Ташкент удивленно глянул на это зрелище, улыбнулся и облокотился двумя локтями на открытую дверцу. «Кобыла педальная», – прищурил он глаза. Полина этого, разумеется, не слышала, однако явственно прочитала в этих глазах нечто, отдаленно напоминающее извечное презрение степи ко всему остальному, «цивилизованному», миру. Более точно она сформулировать не могла, потому что в этот момент в ее собственных глазах стало мутно от слез. Полина руками разлепила веки, вымазав лицо, и испуганно посмотрела вперед: ей вдруг почудилось, что она видит лицо… Антона Гурьева. Ее охватил страх, она отвернулась и повторила комбинацию с нажатием на педали и коробкой скоростей. Тут Полина поняла, что не завела машину, повернула ключ и отпустила сцепление. «Лягушка» взревела, провернула четыре широкие покрышки на асфальте и всем своим трехлитровым мотором, оставляя жженую резину на асфальте, влетела в дверь с Ташкентом, раз и навсегда припечатав его к кузову.
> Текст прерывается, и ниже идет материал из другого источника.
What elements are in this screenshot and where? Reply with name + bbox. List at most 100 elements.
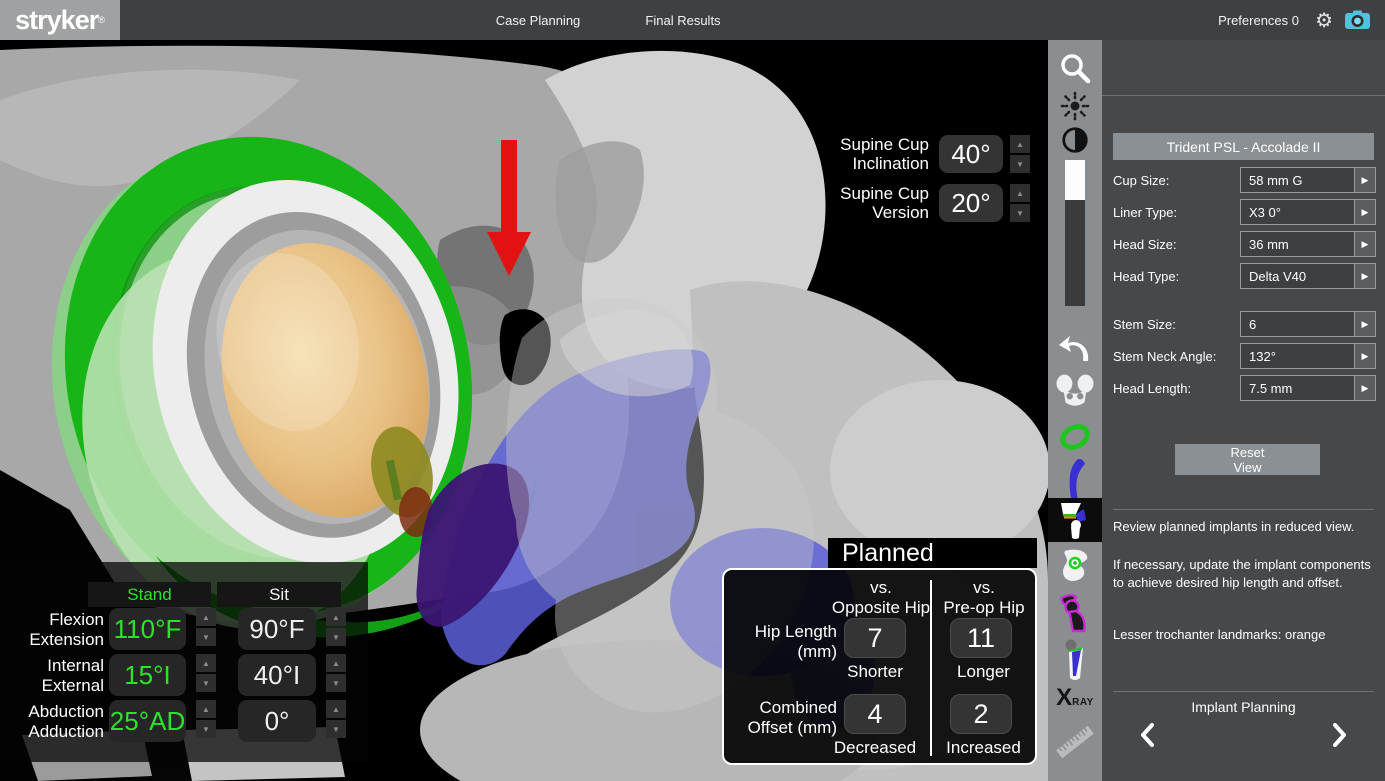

В холодном поту, на дрожащих, подгибающихся ногах Полина вылезла из машины и, удивляясь тому, что еще может самостоятельно и осознанно передвигаться, пошатываясь, пошла по тротуару. Она не понимала, куда идет, но ноги сами несли ее прочь, подальше от этого места, где в кровавом месиве с переломанным позвоночником заходился в предсмертных судорогах еще пару секунд назад нагло ухмылявшийся Ташкент. Сейчас она не видела ничего, кроме… кроме таких знакомых, таких безумно красивых и родных глаз, которые смотрели на нее с легкой грустью и укоризной, как будто говорили: «Ну зачем это все, Полинушка? Ведь я его уже давно простил». Она шла на свет этих глаз, а они неумолимо росли и приближались, и вот настал момент, когда Полина сделала последний шаг и уткнулась лбом в холодную непреодолимую преграду. Она инстинктивно подалась назад и усилием воли сфокусировала зрение, пытаясь понять, что помешало ей полностью раствориться и исчезнуть в этих глазах, а увидев, невольно вскрикнула – оказалось, что она стоит перед щитовым пластиковым билбордом с большущей фотографией Антона Гурьева и незамысловатой подписью: «У тебя есть друг!». Силы оставили ее, и Полина уселась на тротуар, откинувшись спиной на билборд с Антоном, словно искала у него поддержки.